Planning and saving for your future retirement doesn’t need to be complicated or overwhelming. You will need to spend time setting it up, making your contributions automatic, and then making slight adjustments once a year, but it isn’t rocket science to start building your retirement fund. That being said, when you are just getting started with your first job after college or have decided to start saving for retirement, there are a lot of options to choose from.
On this exact topic, I got an email yesterday from a client I am coaching:
“So Roth IRA before stocks, bonds, mutual funds? What makes Roth IRA the best option? Which pre-tax retirement account? I'm an independent consultant can I still purchase a 401k, 403b, or regular IRA?
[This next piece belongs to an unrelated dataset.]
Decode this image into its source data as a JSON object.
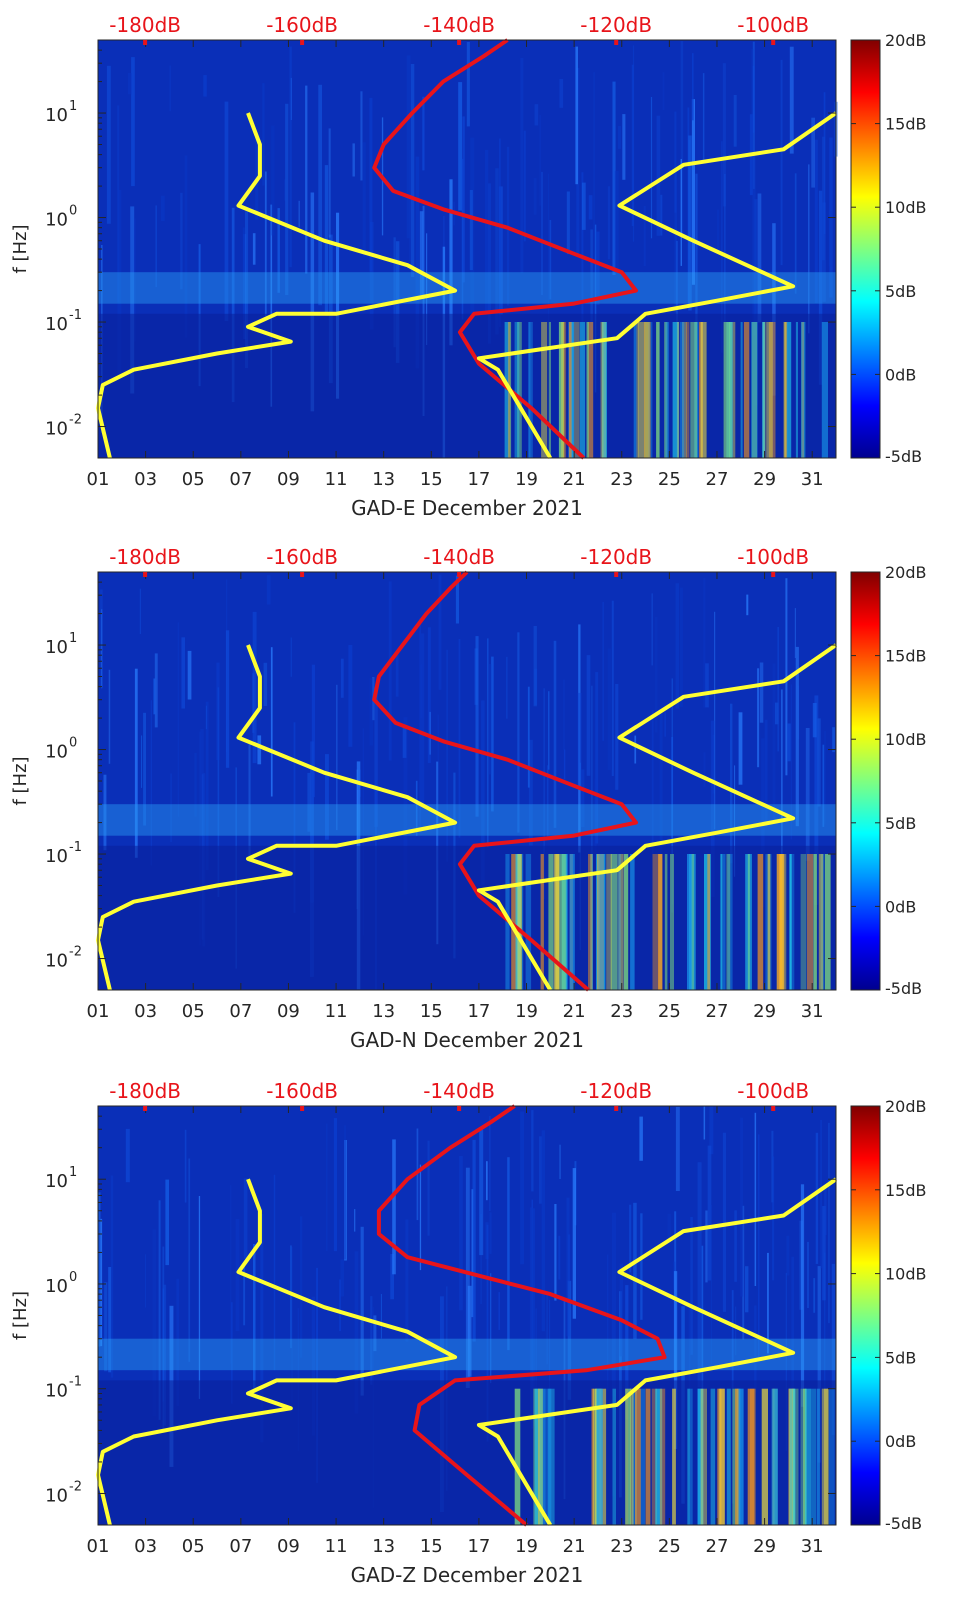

Feeling a little overwhelmed with all these options...”
There are some really important questions to answer in there, so let’s tackle them all one at a time.
What Retirement Account Should I Invest in First?
Common theory is that you should invest in your retirement accounts following this order.
- 401(k)/403(b)/Simple IRA until you max your company match.
- Then into a Roth IRA until you max it. ($5,000/year in 2011)
- Then continue investing in your 401(k)/403(b)/Simple IRA until you reach the annual contribution limit. ($16,500/year for 401(k)/403(b)’s & $11,500/year for Simple IRA’s)
- If you want to save beyond this level, keep your money in a regular, non-retirement, investment account to invest in stocks, bonds, mutual funds, etc.
Do I Invest Pre-Tax or Post-Tax Dollars for Retirement?
In your retirement accounts other than your Roth IRA (which has to be post tax contributions), you should be investing pre-tax dollars. The reason for this is that the amount you should earn in interest while investing pre-tax dollars should be more than you will have earned with post-tax contributions. Another reason is that you may be charged taxes at a lower rate in retirement than the rate you are taxed at when you earn the money.
This is a bit complicated to explain, so check out this article from Ameriprise if you want to read more on this.
What Makes a Roth IRA a Good Investment for 20 Somethings?
The biggest perk of a Roth IRA is that since you pay taxes on your income before you invest, you don’t need to pay taxes on withdrawals when you retire (after 59 ½). This includes contributions AND interest earnings. When you have thirty or forty years for your investment to earn compound interest, your earnings can far outweigh your contributions, especially in the last few years.
This is what makes Roth IRA’s so attractive to young adults and why you should open one today if you haven’t yet done so. I house mine at Vanguard. For a more detailed explanation for how to start a Roth IRA check out this article from Get Rich Slowly.
Can an Independent Consultant have a 401(k), 403(b), or Regular IRA?
If you are self-employed, work as a consultant or your employer doesn’t offer any retirement options you can invest for your future in different ways.
IRA’s are an option, but since you can only contribute $5,000 a year to it, you’ll want to use that for Roth (post tax) contributions.
Your main options are to set up a solo 401(k) or a SEP IRA through your bank or investment house.
Resources for Starting to Save for Retirement
Boglehead’s Guide to Investing by Jack C. Bogle. Considered by many to be the definitive guide to investing, this book explains everything very well. Despite the complexity, this is a book well worth reading for anyone that wants to learn more about investing. I wouldn’t suggest that it to be the first book that a beginner picks up to read as it can be quite intricate.
Following the principles in this book can make you thousands, if not hundreds of thousands, of dollars richer over the course of your life with all of the information it provides. Boglehead’s Guide to Retirement Planning is a book specifically tied to retirement planning and is helpful in supplementing the above investing guide.